Elias overturned Tevrizian's decision, saying the public had a right to the identities of church officials who dealt with abusers "to understand how this happened and ... to watch for the future." She said that between the privacy rights of the hierarchy and "the public's right to know, there seems to be no comparison."
"Those names ought to be included," the judge told lawyers.
The lead attorney for the church balked at her ruling, saying the church had spent thousands of hours and "a fortune" redacting the files to comply with Tevrizian's order.
"Every page has to be gone through. Every single redaction has to be examined afresh. It is going to delay this process by months," the lawyer, J. Michael Hennigan, said.
During that hearing, Elias and lawyers discussed cover sheets as a potential way around the costly process of restoring individual redactions on thousands of pieces of paper. The judge told the attorneys to draft an order for her to sign that laid out a specific procedure.
The order the church lawyers submitted to the judge Monday proposed the archdiocese be permitted to address the judge's ruling with a cover sheet on each priest's file. It would list the names of those in charge in the church when the records were created: the archbishop, his vicar of clergy, the head of a New Mexico treatment center for pedophile priests and "the names of Pastors, if applicable, who were asked to oversee the Priest's interaction with children."

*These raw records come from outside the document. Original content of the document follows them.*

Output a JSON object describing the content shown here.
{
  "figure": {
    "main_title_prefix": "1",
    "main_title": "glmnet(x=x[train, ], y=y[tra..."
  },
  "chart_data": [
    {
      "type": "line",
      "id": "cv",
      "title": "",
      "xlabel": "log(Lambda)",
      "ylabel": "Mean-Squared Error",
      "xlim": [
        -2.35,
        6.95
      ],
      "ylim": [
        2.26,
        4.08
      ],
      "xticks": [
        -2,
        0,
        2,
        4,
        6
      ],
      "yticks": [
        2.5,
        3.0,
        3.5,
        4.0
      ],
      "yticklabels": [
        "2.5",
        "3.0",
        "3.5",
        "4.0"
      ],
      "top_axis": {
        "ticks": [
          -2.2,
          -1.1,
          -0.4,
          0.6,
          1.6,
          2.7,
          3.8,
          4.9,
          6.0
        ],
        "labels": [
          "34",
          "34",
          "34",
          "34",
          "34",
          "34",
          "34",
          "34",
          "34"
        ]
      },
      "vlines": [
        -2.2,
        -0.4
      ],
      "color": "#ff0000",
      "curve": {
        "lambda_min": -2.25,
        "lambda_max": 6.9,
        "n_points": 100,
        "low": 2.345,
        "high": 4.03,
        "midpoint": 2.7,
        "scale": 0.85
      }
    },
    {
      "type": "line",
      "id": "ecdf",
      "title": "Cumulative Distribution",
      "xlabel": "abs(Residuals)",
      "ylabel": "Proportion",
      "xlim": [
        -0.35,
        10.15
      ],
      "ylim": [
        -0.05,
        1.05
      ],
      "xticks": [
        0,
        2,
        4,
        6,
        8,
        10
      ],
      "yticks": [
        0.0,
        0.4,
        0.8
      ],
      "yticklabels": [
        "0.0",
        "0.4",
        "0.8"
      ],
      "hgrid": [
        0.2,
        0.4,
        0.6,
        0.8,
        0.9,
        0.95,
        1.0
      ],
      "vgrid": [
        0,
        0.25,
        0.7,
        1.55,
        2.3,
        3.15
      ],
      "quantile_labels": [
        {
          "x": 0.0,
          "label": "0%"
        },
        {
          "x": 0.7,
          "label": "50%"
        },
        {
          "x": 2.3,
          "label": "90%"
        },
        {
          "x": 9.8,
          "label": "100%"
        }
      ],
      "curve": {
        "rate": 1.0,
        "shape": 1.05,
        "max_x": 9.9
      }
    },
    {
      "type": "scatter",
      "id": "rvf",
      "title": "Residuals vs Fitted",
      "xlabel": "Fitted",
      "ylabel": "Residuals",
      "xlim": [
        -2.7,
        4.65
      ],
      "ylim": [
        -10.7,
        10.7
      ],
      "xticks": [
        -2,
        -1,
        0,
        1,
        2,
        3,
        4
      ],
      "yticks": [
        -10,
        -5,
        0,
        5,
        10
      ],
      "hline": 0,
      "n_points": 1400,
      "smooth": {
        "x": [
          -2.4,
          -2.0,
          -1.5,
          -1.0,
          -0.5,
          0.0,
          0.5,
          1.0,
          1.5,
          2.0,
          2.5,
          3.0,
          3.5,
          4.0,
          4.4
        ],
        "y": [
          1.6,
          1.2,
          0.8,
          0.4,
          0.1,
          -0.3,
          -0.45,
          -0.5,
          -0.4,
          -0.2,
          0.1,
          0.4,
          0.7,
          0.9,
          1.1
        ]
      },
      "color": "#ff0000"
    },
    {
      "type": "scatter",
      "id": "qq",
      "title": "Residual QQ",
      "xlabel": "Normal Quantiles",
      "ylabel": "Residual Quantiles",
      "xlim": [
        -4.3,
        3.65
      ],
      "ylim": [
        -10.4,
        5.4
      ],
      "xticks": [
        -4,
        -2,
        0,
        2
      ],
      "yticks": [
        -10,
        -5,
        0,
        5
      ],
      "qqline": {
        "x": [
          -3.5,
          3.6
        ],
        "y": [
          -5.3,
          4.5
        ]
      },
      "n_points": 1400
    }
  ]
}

Attorneys for alleged victims said the plan ignored the judge's ruling and would provide no public accountability for the hierarchy. The church redacted the titles of top officials in addition to their names. Even if the titles were restored, "many of the documents don't list a title. They just give a name," said attorney Anthony De Marco. "Our fear is you will have no clue from reading the letter who is being referred to."
The files released last week were not redacted. They suggest that it would be nearly impossible to decipher which official played what role with names and titles blacked out. In one 1989 letter criticizing the church's failure to help a victim of Msgr. Peter Garcia, four different church leaders' names were mentioned in a single paragraph.
The church leaders referenced, whose names would have been removed, included Mahony, Curry and Juan Arzube, a regional bishop.
In a phone conversation Wednesday afternoon, Hennigan insisted that the church would ensure that top officials were easily identifiable in the files. Asked if he still planned to use generic cover sheets for each priest's records, Hennigan was silent for several seconds.
"I'm thinking, I'm thinking," he explained and then said, "We are going to unredact every required name."
He said the process would take days from the time the judge signs an order rather than the months he had predicted.